Restaurants are looking at similar steps. Landry’s Inc., owner of McCormick & Schmick’s, and Carl’s Jr.-parent CKE Inc. plan to shift jobs from full-time to part-time to avoid the health law’s requirements for offering coverage. Jamie Richardson, a vice president at hamburger-chain White Castle System Inc., said he’d be “shocked” if competitors weren’t studying the idea, although he says his company isn’t.
The insurance exchanges to be created by the health law were designed with low- and moderate-income buyers in mind. They offer subsidies on a sliding scale to anyone making as much as four times the U.S. poverty level -- about $44,000 for a single person and $92,000 for a family of four this year.

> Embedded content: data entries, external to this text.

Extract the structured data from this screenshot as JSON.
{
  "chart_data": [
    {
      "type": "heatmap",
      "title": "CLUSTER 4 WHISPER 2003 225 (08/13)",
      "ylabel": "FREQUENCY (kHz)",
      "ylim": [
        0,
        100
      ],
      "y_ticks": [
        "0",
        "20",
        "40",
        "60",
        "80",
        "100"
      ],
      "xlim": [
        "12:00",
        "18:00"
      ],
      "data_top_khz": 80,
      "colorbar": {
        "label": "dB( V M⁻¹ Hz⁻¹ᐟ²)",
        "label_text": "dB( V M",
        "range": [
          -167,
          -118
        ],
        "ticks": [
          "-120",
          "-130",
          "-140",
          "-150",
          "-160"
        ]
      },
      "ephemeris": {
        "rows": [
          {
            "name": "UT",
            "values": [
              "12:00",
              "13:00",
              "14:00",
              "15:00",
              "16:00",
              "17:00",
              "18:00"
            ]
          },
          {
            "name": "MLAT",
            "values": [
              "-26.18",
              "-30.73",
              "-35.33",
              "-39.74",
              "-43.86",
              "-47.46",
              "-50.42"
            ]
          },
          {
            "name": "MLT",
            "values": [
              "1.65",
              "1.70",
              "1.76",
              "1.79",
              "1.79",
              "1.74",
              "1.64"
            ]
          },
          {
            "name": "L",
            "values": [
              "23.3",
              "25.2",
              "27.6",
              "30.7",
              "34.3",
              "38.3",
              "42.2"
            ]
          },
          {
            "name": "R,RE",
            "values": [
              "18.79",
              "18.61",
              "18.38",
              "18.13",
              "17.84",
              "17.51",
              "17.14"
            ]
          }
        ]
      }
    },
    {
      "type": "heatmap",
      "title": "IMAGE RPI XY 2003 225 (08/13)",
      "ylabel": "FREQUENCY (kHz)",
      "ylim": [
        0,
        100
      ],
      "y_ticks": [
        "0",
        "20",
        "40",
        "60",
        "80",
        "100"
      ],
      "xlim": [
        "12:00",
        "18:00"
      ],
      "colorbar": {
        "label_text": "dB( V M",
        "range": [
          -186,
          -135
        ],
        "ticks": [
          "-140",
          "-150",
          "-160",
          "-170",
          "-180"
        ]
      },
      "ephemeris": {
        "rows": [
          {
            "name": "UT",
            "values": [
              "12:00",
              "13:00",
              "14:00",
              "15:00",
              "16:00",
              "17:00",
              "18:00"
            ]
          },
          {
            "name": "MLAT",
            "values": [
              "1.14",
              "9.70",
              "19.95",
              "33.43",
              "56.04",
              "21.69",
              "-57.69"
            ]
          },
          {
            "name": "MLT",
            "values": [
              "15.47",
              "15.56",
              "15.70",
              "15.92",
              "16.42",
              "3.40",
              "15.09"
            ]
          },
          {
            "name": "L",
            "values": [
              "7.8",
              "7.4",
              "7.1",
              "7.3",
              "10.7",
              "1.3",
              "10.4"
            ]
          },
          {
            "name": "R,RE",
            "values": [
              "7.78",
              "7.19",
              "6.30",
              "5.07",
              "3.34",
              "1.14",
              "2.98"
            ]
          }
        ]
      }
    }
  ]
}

For a low-wage fast-food worker, the exchange approach might offer a better deal, said Abbott of Towers Watson. Those who make too much for subsidies -- from office workers to senior managers -- would end up paying more, said Mercer’s Watts. A typical family may spend $2,000 a month on the exchange compared with the $300 to $400 a month they average now for their share of premiums in a company plan, Mercer estimates.
Dropping benefits may make most sense in low-wage, high-turnover industries like retail, restaurants and hotels, where there’d be less pressure to make up for the lost benefits, Abbott said. Even there, the Mercer survey found only 9 percent of retail and hospitality employers likely to terminate plans.
At family-owned White Castle, Richardson said the law may raise the company’s $30 million in annual health insurance costs by 25 percent in 2014. The Columbus, Ohio-based chain is pondering changes to its health plans to defray some of the increase. Not on the table, at least so far, is an end to benefits, Richardson said.
“For us, it’s such a strong cultural value, providing what our founder called ‘freedom from anxiety,’” Richardson said in a telephone interview. “I don’t see us making that our first choice. I think it may be the last choice.”
White Castle and its 10,000 workers may have more flexibility than publicly traded companies, Richardson said. While he knew of no competitors in the restaurant business who have talked of ending benefits, “I’d be shocked if they weren’t considering it,” he said.
At the National Business Group on Health, a Washington-based trade group representing large employers including Wal-Mart Stores Inc., International Business Machines Corp. and Target Corp., no members are planning to drop insurance “as far as we can tell,” said Steven Wojcik, vice president for public policy.
Foot Locker Inc. Chief Executive Officer Ken Hicks said the New York-based sports-shoe retailer plans to keep its health plan even though he expects the Affordable Care Act will raise costs. He said he doubts the government can do as good a job keeping premiums down as he can.
“There’s more to business than just saving money,” Hicks said in a phone interview. “We think it’s the best thing for our associates to be able to offer them a good program that they’re used to. We will try as long as we can to do that.”